How to Calculate Pearson Correlation

Step 1: Organize Your Data

Create a table with two columns of paired data points. Each row represents one observation.

X Variable	Y Variable
2	4
4	6
6	8
8	10

Step 2: Calculate the Means

Find the mean (average) of each variable.

x̄ = (2 + 4 + 6 + 8) / 4 = 5 ȳ = (4 + 6 + 8 + 10) / 4 = 7

Step 3: Calculate Covariance

Compute the covariance between the variables.

Cov(x,y) = Σ[(xᵢ - x̄)(yᵢ - ȳ)] / n

For our example:

Cov(x,y) = [(2-5)(4-7) + (4-5)(6-7) + (6-5)(8-7) + (8-5)(10-7)] / 4 = [(-3)(-3) + (-1)(-1) + (1)(1) + (3)(3)] / 4 = [9 + 1 + 1 + 9] / 4 = 20/4 = 5

Step 4: Calculate Standard Deviations

Compute the standard deviation for each variable.

σ_x = √[Σ(xᵢ - x̄)² / n] σ_y = √[Σ(yᵢ - ȳ)² / n]

For our example:

σ_x = √[(9 + 1 + 1 + 9) / 4] = √(20/4) = √5 ≈ 2.236 σ_y = √[(9 + 1 + 1 + 9) / 4] = √(20/4) = √5 ≈ 2.236

Step 5: Calculate Pearson Correlation

Divide the covariance by the product of the standard deviations.

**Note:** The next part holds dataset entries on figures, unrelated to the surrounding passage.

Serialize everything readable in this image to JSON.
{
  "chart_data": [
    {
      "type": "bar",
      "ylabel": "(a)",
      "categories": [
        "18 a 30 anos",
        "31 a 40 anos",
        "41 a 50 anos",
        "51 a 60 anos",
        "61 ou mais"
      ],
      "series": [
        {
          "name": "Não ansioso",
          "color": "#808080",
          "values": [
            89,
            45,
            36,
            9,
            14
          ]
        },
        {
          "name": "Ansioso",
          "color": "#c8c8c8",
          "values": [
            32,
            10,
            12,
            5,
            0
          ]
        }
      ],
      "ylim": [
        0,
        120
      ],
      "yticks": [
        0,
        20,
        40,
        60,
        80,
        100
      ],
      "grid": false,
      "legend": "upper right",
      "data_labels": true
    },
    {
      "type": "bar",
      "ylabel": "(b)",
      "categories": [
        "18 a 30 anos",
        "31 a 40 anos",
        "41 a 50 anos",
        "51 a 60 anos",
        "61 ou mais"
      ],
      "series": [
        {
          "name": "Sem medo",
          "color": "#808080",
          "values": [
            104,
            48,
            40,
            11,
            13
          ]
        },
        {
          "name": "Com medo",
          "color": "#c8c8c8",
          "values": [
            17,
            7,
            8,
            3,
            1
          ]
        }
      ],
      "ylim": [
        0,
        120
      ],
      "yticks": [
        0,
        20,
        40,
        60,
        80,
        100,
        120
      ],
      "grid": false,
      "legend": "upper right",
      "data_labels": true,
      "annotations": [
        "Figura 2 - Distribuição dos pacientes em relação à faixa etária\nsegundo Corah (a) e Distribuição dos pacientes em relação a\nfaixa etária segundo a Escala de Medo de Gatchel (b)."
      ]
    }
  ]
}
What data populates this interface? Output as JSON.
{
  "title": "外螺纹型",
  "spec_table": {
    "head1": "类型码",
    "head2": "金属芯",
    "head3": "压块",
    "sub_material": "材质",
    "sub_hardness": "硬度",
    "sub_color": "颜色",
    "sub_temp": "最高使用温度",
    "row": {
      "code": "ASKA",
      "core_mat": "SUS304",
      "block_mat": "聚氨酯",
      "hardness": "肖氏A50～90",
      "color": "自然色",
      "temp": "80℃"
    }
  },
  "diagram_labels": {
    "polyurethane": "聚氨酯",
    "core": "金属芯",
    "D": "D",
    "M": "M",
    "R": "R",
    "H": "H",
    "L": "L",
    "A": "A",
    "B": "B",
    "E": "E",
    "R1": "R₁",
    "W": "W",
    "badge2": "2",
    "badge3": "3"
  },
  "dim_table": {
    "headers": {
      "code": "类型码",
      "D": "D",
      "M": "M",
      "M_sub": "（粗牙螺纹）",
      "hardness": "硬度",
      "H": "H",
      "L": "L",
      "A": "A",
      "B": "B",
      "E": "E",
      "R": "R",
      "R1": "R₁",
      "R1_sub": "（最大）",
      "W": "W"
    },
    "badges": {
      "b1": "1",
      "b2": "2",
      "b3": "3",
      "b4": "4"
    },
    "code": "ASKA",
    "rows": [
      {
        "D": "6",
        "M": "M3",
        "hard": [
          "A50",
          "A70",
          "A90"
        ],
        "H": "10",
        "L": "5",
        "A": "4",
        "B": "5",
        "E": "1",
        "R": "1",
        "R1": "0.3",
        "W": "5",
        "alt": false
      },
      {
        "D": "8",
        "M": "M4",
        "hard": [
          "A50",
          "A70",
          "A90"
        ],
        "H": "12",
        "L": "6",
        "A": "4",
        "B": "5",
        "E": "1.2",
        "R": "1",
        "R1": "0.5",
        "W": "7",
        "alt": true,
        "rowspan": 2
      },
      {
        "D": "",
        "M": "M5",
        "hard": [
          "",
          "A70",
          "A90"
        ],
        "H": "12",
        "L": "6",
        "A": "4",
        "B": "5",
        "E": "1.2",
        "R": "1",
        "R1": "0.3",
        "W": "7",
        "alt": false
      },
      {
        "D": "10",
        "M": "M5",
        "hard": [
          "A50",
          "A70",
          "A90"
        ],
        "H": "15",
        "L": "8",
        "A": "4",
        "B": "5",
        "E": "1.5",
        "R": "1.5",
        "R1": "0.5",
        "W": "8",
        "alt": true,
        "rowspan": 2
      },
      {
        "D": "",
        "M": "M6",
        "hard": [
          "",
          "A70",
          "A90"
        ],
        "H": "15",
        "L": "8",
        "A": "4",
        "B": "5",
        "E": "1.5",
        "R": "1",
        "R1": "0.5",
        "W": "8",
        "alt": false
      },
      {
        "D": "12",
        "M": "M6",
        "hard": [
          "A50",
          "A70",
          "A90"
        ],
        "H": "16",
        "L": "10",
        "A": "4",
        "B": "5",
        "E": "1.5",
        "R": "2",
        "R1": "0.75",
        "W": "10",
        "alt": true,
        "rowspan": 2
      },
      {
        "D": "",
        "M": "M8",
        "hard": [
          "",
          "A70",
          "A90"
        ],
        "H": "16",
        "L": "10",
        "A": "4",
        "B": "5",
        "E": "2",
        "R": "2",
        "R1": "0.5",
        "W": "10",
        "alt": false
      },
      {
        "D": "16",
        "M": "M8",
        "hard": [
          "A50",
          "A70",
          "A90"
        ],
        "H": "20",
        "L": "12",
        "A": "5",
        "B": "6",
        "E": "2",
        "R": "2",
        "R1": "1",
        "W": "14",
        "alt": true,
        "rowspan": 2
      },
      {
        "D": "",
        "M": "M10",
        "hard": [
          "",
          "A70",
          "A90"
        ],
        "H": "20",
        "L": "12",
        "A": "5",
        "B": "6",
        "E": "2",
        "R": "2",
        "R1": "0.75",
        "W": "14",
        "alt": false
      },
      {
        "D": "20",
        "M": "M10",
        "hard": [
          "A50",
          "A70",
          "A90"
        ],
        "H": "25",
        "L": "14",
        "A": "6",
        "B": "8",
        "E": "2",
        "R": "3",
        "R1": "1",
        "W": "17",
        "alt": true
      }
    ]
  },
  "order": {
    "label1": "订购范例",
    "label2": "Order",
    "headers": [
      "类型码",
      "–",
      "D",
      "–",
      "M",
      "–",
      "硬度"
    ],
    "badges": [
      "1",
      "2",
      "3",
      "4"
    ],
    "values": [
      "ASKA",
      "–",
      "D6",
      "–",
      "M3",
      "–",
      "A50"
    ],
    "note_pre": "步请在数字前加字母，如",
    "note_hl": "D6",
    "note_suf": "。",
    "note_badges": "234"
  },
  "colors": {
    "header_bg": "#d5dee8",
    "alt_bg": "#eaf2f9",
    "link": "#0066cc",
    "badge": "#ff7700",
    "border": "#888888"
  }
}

r = Cov(x,y) / (σ_x * σ_y) = 5 / (2.236 * 2.236) ≈ 5 / 5 ≈ 1

In this perfect linear relationship example, the Pearson correlation is exactly 1.

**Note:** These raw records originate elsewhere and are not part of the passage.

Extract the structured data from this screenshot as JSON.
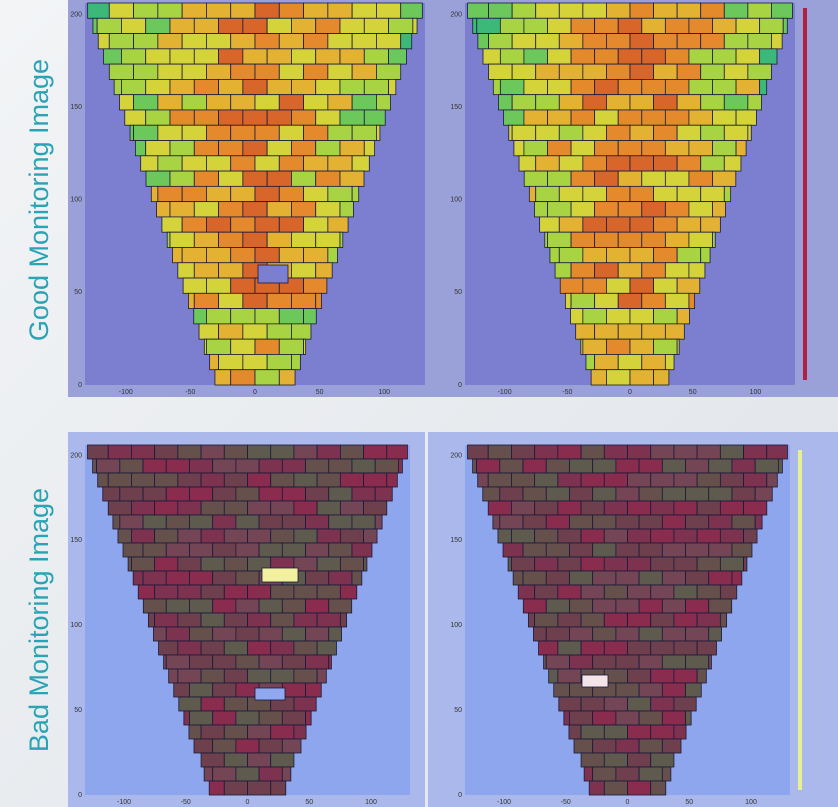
{
  "labels": {
    "good": "Good Monitoring Image",
    "bad": "Bad Monitoring Image"
  },
  "panels": [
    {
      "yticks": [
        "0",
        "50",
        "100",
        "150",
        "200"
      ],
      "xticks": [
        "-100",
        "-50",
        "0",
        "50",
        "100"
      ]
    },
    {
      "yticks": [
        "0",
        "50",
        "100",
        "150",
        "200"
      ],
      "xticks": [
        "-100",
        "-50",
        "0",
        "50",
        "100"
      ]
    },
    {
      "yticks": [
        "0",
        "50",
        "100",
        "150",
        "200"
      ],
      "xticks": [
        "-100",
        "-50",
        "0",
        "50",
        "100"
      ]
    },
    {
      "yticks": [
        "0",
        "50",
        "100",
        "150",
        "200"
      ],
      "xticks": [
        "-100",
        "-50",
        "0",
        "50",
        "100"
      ]
    }
  ]
}
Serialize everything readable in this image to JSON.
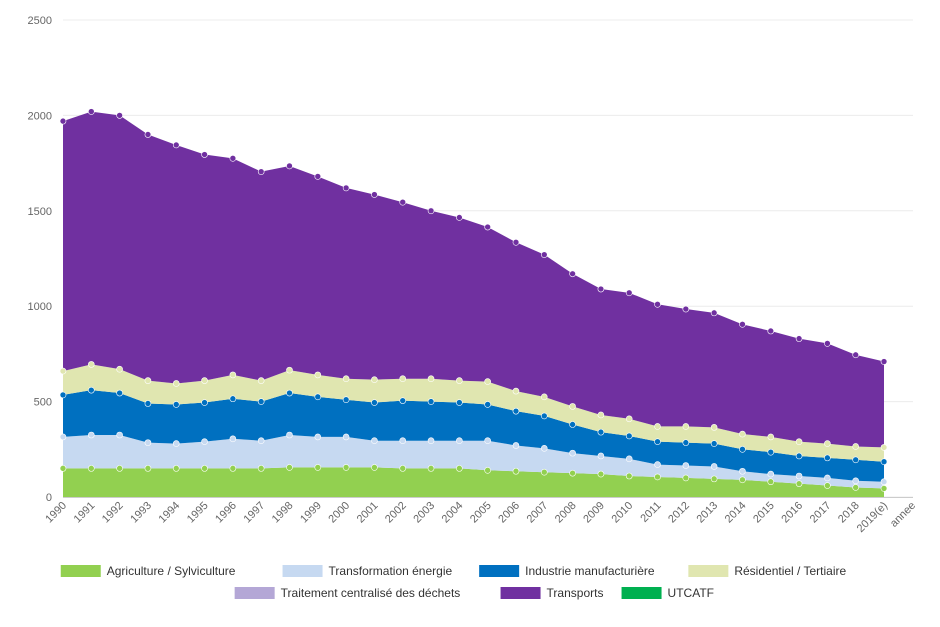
{
  "chart_data": {
    "type": "area",
    "stacked": true,
    "x": [
      "1990",
      "1991",
      "1992",
      "1993",
      "1994",
      "1995",
      "1996",
      "1997",
      "1998",
      "1999",
      "2000",
      "2001",
      "2002",
      "2003",
      "2004",
      "2005",
      "2006",
      "2007",
      "2008",
      "2009",
      "2010",
      "2011",
      "2012",
      "2013",
      "2014",
      "2015",
      "2016",
      "2017",
      "2018",
      "2019(e)"
    ],
    "xlabel": "annee",
    "ylim": [
      0,
      2500
    ],
    "yticks": [
      0,
      500,
      1000,
      1500,
      2000,
      2500
    ],
    "grid": true,
    "legend_position": "bottom",
    "series": [
      {
        "name": "Agriculture / Sylviculture",
        "color": "#92d050",
        "values": [
          150,
          150,
          150,
          150,
          150,
          150,
          150,
          150,
          155,
          155,
          155,
          155,
          150,
          150,
          150,
          140,
          135,
          130,
          125,
          120,
          110,
          105,
          100,
          95,
          90,
          80,
          70,
          60,
          50,
          45
        ]
      },
      {
        "name": "Transformation énergie",
        "color": "#c6d9f1",
        "values": [
          165,
          175,
          175,
          135,
          130,
          140,
          155,
          145,
          170,
          160,
          160,
          140,
          145,
          145,
          145,
          155,
          135,
          125,
          105,
          95,
          90,
          65,
          65,
          65,
          45,
          40,
          40,
          40,
          35,
          35
        ]
      },
      {
        "name": "Industrie manufacturière",
        "color": "#0070c0",
        "values": [
          220,
          235,
          220,
          205,
          205,
          205,
          210,
          205,
          220,
          210,
          195,
          200,
          210,
          205,
          200,
          190,
          180,
          170,
          150,
          125,
          120,
          120,
          120,
          120,
          115,
          115,
          105,
          105,
          110,
          105
        ]
      },
      {
        "name": "Résidentiel / Tertiaire",
        "color": "#e0e6b0",
        "values": [
          125,
          135,
          125,
          120,
          110,
          115,
          125,
          110,
          120,
          115,
          110,
          120,
          115,
          120,
          115,
          120,
          105,
          100,
          95,
          90,
          90,
          80,
          85,
          85,
          80,
          80,
          75,
          75,
          70,
          75
        ]
      },
      {
        "name": "Traitement centralisé des déchets",
        "color": "#b4a7d6",
        "values": [
          0,
          0,
          0,
          0,
          0,
          0,
          0,
          0,
          0,
          0,
          0,
          0,
          0,
          0,
          0,
          0,
          0,
          0,
          0,
          0,
          0,
          0,
          0,
          0,
          0,
          0,
          0,
          0,
          0,
          0
        ]
      },
      {
        "name": "Transports",
        "color": "#7030a0",
        "values": [
          1310,
          1325,
          1330,
          1290,
          1250,
          1185,
          1135,
          1095,
          1070,
          1040,
          1000,
          970,
          925,
          880,
          855,
          810,
          780,
          745,
          695,
          660,
          660,
          640,
          615,
          600,
          575,
          555,
          540,
          525,
          480,
          450
        ]
      },
      {
        "name": "UTCATF",
        "color": "#00b050",
        "values": [
          0,
          0,
          0,
          0,
          0,
          0,
          0,
          0,
          0,
          0,
          0,
          0,
          0,
          0,
          0,
          0,
          0,
          0,
          0,
          0,
          0,
          0,
          0,
          0,
          0,
          0,
          0,
          0,
          0,
          0
        ]
      }
    ]
  }
}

Interpreting Pearson Correlation Results

The Pearson correlation coefficient (r) provides several important insights:

Direction: The sign (+ or -) indicates the direction of the relationship
Strength: The absolute value (0 to 1) indicates the strength of the relationship
Significance: A correlation is statistically significant if it's unlikely to occur by chance

Common interpretations:

0.7 to 1.0: Strong positive relationship
0.3 to 0.7: Moderate positive relationship
0.0 to 0.3: Weak or no positive relationship
-0.3 to -0.7: Weak or no negative relationship
-0.7 to -1.0: Strong negative relationship

Correlation does not imply causation. A strong Pearson correlation between two variables does not prove that one causes the other.

Worked Example

Let's calculate Pearson correlation for the following data set:

Hours Studied (X)	Exam Score (Y)
2	50
4	60
6	70
8	80

Step 1: Calculate Means

x̄ = (2 + 4 + 6 + 8) / 4 = 5 ȳ = (50 + 60 + 70 + 80) / 4 = 65

Step 2: Calculate Covariance

Cov(x,y) = [(2-5)(50-65) + (4-5)(60-65) + (6-5)(70-65) + (8-5)(80-65)] / 4 = [(-3)(-15) + (-1)(-5) + (1)(5) + (3)(15)] / 4 = [45 + 5 + 5 + 45] / 4 = 100/4 = 25

Step 3: Calculate Standard Deviations

σ_x = √[(9 + 1 + 1 + 9) / 4] = √(20/4) = √5 ≈ 2.236 σ_y = √[(225 + 25 + 25 + 225) / 4] = √(500/4) = √125 ≈ 11.18

Step 4: Calculate Pearson Correlation

r = 25 / (2.236 * 11.18) ≈ 25 / 25.2 ≈ 0.99

This indicates a very strong positive linear relationship between hours studied and exam scores.

FAQ

What is the difference between Pearson and Spearman correlation?

Pearson correlation measures linear relationships between continuous variables, while Spearman correlation measures monotonic relationships (whether linear or not) between ranked variables.

When should I use Pearson correlation?

Use Pearson correlation when you have continuous data and suspect a linear relationship. It's commonly used in fields like economics, psychology, and biology.

How do I know if my correlation is statistically significant?

You need to perform a hypothesis test to determine if your correlation is statistically significant. Common methods include using a t-test or looking up critical values in correlation tables.

What if my data doesn't meet the assumptions of Pearson correlation?

If your data is not normally distributed or has outliers, consider using Spearman correlation or transforming your data before analysis.